Never you in the green coat dress that drinks the light and the blue-green earrings and pale, almost sheer stockings and patent leather shoes.
Call it paradoxical, but I've never liked people looking at me. That's what the papers say made me a star: Elizabeth Montfort, who never did anything for anyone's eyes but her own. Of course, that's the wrong interpretation. Lady Bird wanted to get smallpox to avoid giving her valedictory address; I'd have got it to avoid one candid photo in the smallest magazine.
But a costume is different. A costume is someone else. Another person entire. It is freedom, in the same way that death or prison are freedom.
But I wasn't wearing a costume that night.
Miss Florian took my hand and led me up the drive. The Marmont is built like a castle. One wing projects from the main tower out south, to give its occupants the enfilading fire. I'd notice, later that night, that the cocktail table in Warren's living room looked down on the approach. But I didn't look up. Miss Florian was telling me more about the script, about how long John Langland, her boss, had wanted to shoot this movie.

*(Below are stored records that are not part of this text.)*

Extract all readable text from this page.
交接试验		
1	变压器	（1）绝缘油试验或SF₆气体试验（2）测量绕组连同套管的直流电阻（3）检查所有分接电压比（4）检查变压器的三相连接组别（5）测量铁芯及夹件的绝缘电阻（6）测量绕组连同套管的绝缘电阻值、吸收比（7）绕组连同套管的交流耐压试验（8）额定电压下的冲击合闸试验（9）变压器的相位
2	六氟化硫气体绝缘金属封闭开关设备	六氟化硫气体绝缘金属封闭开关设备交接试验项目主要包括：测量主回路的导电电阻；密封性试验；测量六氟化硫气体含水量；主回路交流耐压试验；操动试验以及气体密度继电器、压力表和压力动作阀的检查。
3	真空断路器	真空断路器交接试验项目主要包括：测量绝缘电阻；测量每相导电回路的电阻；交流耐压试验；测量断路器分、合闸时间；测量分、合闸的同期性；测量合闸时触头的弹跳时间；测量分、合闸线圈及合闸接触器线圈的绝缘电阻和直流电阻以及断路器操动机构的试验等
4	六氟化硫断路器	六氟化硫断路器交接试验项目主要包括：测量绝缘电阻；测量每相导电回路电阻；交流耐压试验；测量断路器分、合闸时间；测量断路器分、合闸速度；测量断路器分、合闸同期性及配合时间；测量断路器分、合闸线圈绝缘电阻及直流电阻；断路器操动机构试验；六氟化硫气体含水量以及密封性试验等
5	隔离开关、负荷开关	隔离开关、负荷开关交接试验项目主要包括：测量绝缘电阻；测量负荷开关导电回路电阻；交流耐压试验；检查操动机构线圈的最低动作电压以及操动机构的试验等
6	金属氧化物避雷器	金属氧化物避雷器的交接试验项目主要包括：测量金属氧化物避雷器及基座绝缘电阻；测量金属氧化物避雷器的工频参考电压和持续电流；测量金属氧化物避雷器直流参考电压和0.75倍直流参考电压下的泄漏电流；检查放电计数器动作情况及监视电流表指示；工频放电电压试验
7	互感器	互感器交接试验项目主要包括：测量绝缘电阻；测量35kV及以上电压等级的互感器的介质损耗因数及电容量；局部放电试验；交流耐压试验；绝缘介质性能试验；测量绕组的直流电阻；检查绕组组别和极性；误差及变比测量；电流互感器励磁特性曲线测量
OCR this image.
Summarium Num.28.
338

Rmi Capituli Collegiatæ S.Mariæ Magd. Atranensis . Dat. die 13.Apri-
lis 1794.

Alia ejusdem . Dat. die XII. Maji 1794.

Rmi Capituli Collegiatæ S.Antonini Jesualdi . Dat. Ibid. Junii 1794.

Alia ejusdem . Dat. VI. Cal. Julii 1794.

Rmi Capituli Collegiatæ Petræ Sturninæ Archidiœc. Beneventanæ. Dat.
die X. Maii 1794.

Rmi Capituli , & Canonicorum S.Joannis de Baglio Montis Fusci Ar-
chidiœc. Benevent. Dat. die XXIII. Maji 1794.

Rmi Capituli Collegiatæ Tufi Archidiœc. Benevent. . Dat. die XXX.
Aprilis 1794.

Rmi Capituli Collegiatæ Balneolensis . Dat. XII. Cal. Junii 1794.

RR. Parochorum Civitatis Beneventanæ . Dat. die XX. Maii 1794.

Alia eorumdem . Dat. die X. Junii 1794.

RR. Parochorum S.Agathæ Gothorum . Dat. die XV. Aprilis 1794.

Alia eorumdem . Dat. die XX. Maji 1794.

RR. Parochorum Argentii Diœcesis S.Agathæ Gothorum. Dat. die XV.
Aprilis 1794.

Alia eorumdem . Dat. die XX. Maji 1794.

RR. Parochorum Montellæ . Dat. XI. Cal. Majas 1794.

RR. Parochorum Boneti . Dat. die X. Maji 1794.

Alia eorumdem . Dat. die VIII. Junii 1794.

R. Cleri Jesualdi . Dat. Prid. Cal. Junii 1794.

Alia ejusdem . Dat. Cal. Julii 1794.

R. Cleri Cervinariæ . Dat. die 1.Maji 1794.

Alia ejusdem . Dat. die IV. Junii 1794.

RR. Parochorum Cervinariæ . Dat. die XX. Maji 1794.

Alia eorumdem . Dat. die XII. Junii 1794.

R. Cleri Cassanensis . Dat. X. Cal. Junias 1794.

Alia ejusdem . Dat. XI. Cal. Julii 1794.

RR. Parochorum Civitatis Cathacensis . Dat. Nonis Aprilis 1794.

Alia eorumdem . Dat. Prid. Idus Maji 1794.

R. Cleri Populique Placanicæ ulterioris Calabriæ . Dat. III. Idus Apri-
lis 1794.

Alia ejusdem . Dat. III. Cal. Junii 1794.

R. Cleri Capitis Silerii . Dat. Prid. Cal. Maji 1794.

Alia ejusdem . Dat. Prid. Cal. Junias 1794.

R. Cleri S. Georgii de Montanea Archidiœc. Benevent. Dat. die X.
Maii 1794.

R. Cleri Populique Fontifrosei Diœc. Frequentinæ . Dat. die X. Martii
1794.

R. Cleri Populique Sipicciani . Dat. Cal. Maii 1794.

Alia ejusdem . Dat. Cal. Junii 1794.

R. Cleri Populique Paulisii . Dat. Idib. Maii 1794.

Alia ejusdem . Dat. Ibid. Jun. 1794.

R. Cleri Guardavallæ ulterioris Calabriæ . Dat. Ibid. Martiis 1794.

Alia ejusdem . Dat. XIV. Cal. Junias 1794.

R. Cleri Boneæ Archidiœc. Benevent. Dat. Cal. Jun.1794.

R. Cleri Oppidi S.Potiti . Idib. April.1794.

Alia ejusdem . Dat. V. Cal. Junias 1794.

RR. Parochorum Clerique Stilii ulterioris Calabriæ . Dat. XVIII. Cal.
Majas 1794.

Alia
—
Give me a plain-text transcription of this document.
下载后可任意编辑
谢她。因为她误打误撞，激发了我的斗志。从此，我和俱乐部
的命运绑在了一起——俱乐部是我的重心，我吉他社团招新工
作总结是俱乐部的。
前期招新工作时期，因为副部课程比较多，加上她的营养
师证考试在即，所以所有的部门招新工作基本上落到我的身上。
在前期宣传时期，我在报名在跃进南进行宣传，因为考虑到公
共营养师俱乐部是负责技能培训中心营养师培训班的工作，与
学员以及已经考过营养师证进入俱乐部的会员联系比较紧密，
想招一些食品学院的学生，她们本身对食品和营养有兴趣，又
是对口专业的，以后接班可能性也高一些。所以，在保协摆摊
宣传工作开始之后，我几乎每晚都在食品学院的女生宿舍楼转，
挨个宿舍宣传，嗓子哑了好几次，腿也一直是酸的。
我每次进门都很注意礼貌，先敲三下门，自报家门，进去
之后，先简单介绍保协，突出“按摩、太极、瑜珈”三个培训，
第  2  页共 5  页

Then we were inside and the concierge greeted us. He knew Miss Florian by sight and led us through the pale stucco and dark wood of the lobby to the bank of elevators. Up to Floor 5. Then along the white-walled, green-carpeted hall. I'd been on auditions before, even to the apartments of men, with a studio escort. This was no different. A drink or two, some flirting. Coy like. These Los Angeles men thought they were wise to the ways of the world, but there is a level of sophistication which goes beyond money. And on the Pacific seaboard, even the magnates had the manners of Iowa Babbitry and if you got close enough you could almost smell the farmyard on their big, ruddy hands and simple, jagged faces.
Now the whole world is like that, what with Bobby dead and the President dead and the last New Dealers all dying of heart failure and Hubert sure to go down to defeat. Except they don't even stink of the farmyard anymore, just cut grass and a little motor oil. A country full of Richard Nixons.
A country full of Warren Lawrences.
They always wanted to see me dance, hear me sing, even when the script didn't call for it. And that's one thing I learned in New York, how to dance without giving too much away, how to change the tone of a room with the controlled movements of my body.